Se é verdade, e como tem sido dito, que Portugal nos anos mais próximos vai receber da União Europeia muito dinheiro, o que é bem perceptível na movimentação dos representantes dos grandes interesses económicos, nomeadamente das grandes confederações patronais, é importante que se perceba que a dimensão da crise que vivemos não tem precedentes pela sua dimensão económica e sanitária e que se quisermos minimizar os seus impactos vai ser necessário muito investimento público. Muito mais do que tem sido realizado nos últimos anos e basta comparar esse nível de investimento com a média comunitária dos últimos anos para verificarmos que os 15,3 mil milhões de euros previstos pelo Fundo de Recuperação e Resiliência para Portugal não chegam para compensar o muito pouco que se investiu nestes anos. Desde 2012 até 2019 a redução do investimento público foi tal que o montante de entrada de fundos comunitários foi superior à totalidade do investimento público. Não existem elementos para aferir com rigor qual o montante de fundos comunitários que é absorvido pelo investimento público, mas não há dúvida de que o investimento público nos últimos anos se reduziu, na sua quase totalidade, ao mínimo indispensável para complementar a entrada de fundos comunitários.

É, pois, importante que esse dinheiro para investimento público chegue e venha liberto de quaisquer formas de condicionalidade económica e política que pretendam interferir em decisões soberanas dos Estados, designadamente ao nível das opções, programação e execução dos fundos.
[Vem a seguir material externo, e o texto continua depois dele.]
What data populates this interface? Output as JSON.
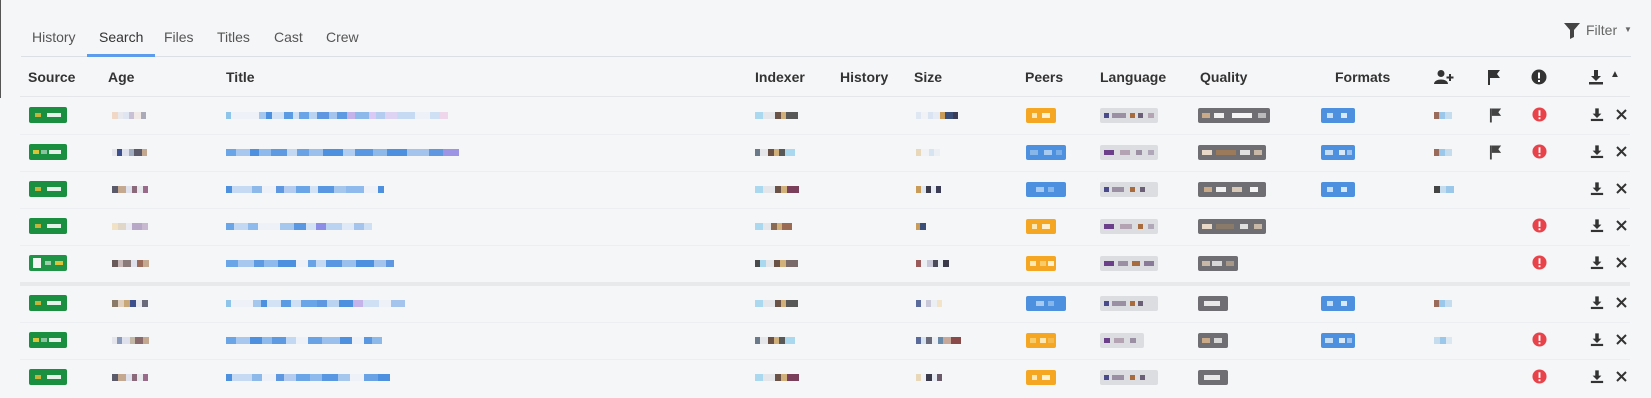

É ainda mais importante que sejam adoptadas medidas que garantam que as verbas a mobilizar nos próximos anos sejam colocadas ao serviço da valorização do trabalho e dos trabalhadores, da defesa e promoção da produção nacional, da recuperação para o sector público dos sectores básicos e estratégicos da economia, da garantia de uma administração e serviços públicos ao serviço do povo e do país e do desenvolvimento soberano de Portugal.

Só a afirmação de uma política soberana, que faça prevalecer os interesses dos trabalhadores e do povo português sobre as imposições e constrangimentos que emanam da UE, pode responder adequadamente às necessidades com que o país se confronta.